Claims for Wasted Expenditure in IT Disputes

A recent Court of Appeal judgment has considered exclusion clauses within an IT dispute and a party’s ability to claim for wasted expenditure when implementation of an IT project runs into difficulties.


The case concerned a contract for the supply of an IT system which excluded liability for “indirect or consequential losses, or for loss of profit, revenue, savings (including anticipated savings), data … goodwill, reputation (in all cases whether direct or indirect), even if such Losses were foreseeable and notwithstanding that a party had been advised of the possibility that such Losses were in the contemplation of the other party or any third party”.  The system was delayed and towards the end of the contractual term the supplier terminated for the customer’s non-payment of an invoice in the sum of £2.9m.  The customer had attempted to dispute the invoice, relying on the delays to the project, but the supplier treated the non-payment as a repudiatory breach.  The customer claimed damages of £132m representing its wasted expenditure.


At first instance it was found that the supplier had wrongfully terminated the contract and the customer, in principle, had a claim for wasted expenditure.  However, it was also found that such a claim was entirely excluded by the exclusion clause in the contract.  The customer appealed on the construction of the exclusion clause.
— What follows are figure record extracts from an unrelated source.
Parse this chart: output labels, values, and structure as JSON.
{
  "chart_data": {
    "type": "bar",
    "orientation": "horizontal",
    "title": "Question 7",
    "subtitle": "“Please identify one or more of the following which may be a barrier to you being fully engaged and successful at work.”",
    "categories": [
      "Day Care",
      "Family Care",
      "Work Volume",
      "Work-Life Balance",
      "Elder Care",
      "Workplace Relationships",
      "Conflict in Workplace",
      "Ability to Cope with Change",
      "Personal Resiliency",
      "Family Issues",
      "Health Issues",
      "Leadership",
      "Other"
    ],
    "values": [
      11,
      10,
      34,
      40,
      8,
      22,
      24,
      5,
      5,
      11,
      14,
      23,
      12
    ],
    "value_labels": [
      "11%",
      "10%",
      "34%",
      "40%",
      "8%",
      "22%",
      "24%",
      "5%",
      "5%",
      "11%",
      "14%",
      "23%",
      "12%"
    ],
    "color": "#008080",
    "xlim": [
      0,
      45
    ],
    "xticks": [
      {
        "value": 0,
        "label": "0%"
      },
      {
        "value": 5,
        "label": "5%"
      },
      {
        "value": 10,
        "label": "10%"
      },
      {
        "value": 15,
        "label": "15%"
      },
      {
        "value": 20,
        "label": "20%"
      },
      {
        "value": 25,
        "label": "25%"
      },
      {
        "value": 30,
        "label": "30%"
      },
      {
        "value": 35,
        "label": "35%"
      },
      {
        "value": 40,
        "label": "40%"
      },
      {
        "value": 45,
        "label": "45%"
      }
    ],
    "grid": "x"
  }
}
The Court of Appeal held the judge had incorrectly found that the exclusion clause excluded the customer’s wasted expenditure clause relying on the following reasons:

Natural and Ordinary Meaning: “wasted expenditure” did not appear in the exclusion clause  and the wording used did not cover it.    Furthermore, as the parties had included some specific examples within the clause and chosen not to include wasted expenditure, the court said that, on the principles of construction, the parties cannot have intended to exclude liability for wasted expenditure;

Clear Language: the court noted that, “the more valuable the right, the clearer the language of an exclusion will need to be”.  A claim for wasted expenditure by the customer was one of the most likely claims and therefore wording needed to exclude this claim would need to be clear and obvious however, in this case, no wording was included at all;

Types of Loss: the court noted that loss of profit, revenue and savings included losses of a similar kind as they all compensated the customer for the benefits it expected to derive as a result of the new IT system.  However a wasted expenditure claim compensates the customer for being worse off as a result of the breach and therefore the exclusion clause did not include these kind of losses;

Loss of Bargain: The clause did not operate to exclude types of loss such as the need to re-procure an IT system from another supplier. If it did, a claimant would be left with limited recourse for its loss of bargain which would be harsh and unfair;

Previous decision: the first instance judgment was in direct contrast to an earlier decision with no accepted reason for distinguishing the two cases.


The decision has provided some welcome clarity on the contractual construction of exclusion clauses and in particular claims their relationship with claims for wasted expenditure.  Overall, the decision

 shows that the court is primarily concerned with the natural and ordinary meaning of words used and if the language is unclear or ambiguous it will be construed against the party seeking to rely on it.  If

 the parties wish to exclude liability for wasted expenditure then they must do so in clear terms – themore valuable the right, the clearer any exclusion clause must be.